Risale-i Nur’un matbuat âlemindeki kalesi Yeni Asya’nın naşiri ve hizmetlerinin müdebbiri Nur Talebeleri arasında, daha öncesinden çok tecrübe ettirdikleri müfsid kol faaliyetlerinin sürdürüldüğü hengâmede bir müşavere vesilesi ile İzmir’e gelmişti, vakıf kardeşleriyle beraber.
Verimli ve kararlı görüşmelerin ardından havaalanına, kıymetli yazarımız İslâm Yaşar ile kendilerini uğurlama vazifesi bizde idi. İzmir Yeni Asya Külliyesi ile havaalanı arasındaki kısa süren yolculuk, hayatımın uzun yolculuğunda dayanağım olacak ve ondan bütün zamanları aşan son dersimi aldım ve şahidim de yanımda idi. Yorgun ama huzurlu idi ki duruşundan okunuyordu. Mühim bir şey diyeceği zaman başını kalbine doğru eğer, secdeye bakar ve hafif sallanarak Risale-i Nur kaynaklı veciz mânâlarla süslediği derunî konuşmasını yapar idi.
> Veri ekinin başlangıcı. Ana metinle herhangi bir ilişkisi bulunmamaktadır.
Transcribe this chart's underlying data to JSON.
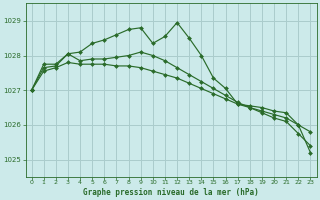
{
  "title": "Graphe pression niveau de la mer (hPa)",
  "background_color": "#cceaea",
  "grid_color": "#aacccc",
  "line_color": "#2a6b2a",
  "xlim": [
    -0.5,
    23.5
  ],
  "ylim": [
    1024.5,
    1029.5
  ],
  "yticks": [
    1025,
    1026,
    1027,
    1028,
    1029
  ],
  "xticks": [
    0,
    1,
    2,
    3,
    4,
    5,
    6,
    7,
    8,
    9,
    10,
    11,
    12,
    13,
    14,
    15,
    16,
    17,
    18,
    19,
    20,
    21,
    22,
    23
  ],
  "series": [
    [
      1027.0,
      1027.55,
      1027.65,
      1027.8,
      1027.75,
      1027.75,
      1027.75,
      1027.7,
      1027.7,
      1027.65,
      1027.55,
      1027.45,
      1027.35,
      1027.2,
      1027.05,
      1026.9,
      1026.75,
      1026.6,
      1026.5,
      1026.4,
      1026.3,
      1026.2,
      1026.0,
      1025.8
    ],
    [
      1027.0,
      1027.75,
      1027.75,
      1028.05,
      1028.1,
      1028.35,
      1028.45,
      1028.6,
      1028.75,
      1028.8,
      1028.35,
      1028.55,
      1028.95,
      1028.5,
      1028.0,
      1027.35,
      1027.05,
      1026.6,
      1026.55,
      1026.5,
      1026.4,
      1026.35,
      1026.0,
      1025.2
    ],
    [
      1027.0,
      1027.65,
      1027.7,
      1028.05,
      1027.85,
      1027.9,
      1027.9,
      1027.95,
      1028.0,
      1028.1,
      1028.0,
      1027.85,
      1027.65,
      1027.45,
      1027.25,
      1027.05,
      1026.85,
      1026.65,
      1026.5,
      1026.35,
      1026.2,
      1026.1,
      1025.75,
      1025.4
    ]
  ]
}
İşte şimdi de hazırlık aşamalarını yaşadığımız yeni bir konuşması olacak ki vasiyeti namına tezahür ediyordu:
“Mehmet kardeş, ola ki hissiyatıma kapılıp meşveretin hilafına benden bir söz duyduğun zaman, o zaman beni değil mutlaka meşvereti dinle ve meşverete tabi ol! Bu sana vasiyetim olsun!”
“Eyvallah canım ağabeyim, başım gözüm üstüne!”
Eskiler, intak-ı hak derler ya, işte onu yaşadım ve yaşatan Rabbime şükrediyorum. Âdeta “şeyhim” diye ellerine vardığım bu muhterem ağabeyim bana, müthiş bir dersi, yaşayarak veriyordu. Belli ki biraz öncesindeki müşavereler, onun bu kanaatini hem takviye ve hem de tasdik eder mânâları yaşatmış ona.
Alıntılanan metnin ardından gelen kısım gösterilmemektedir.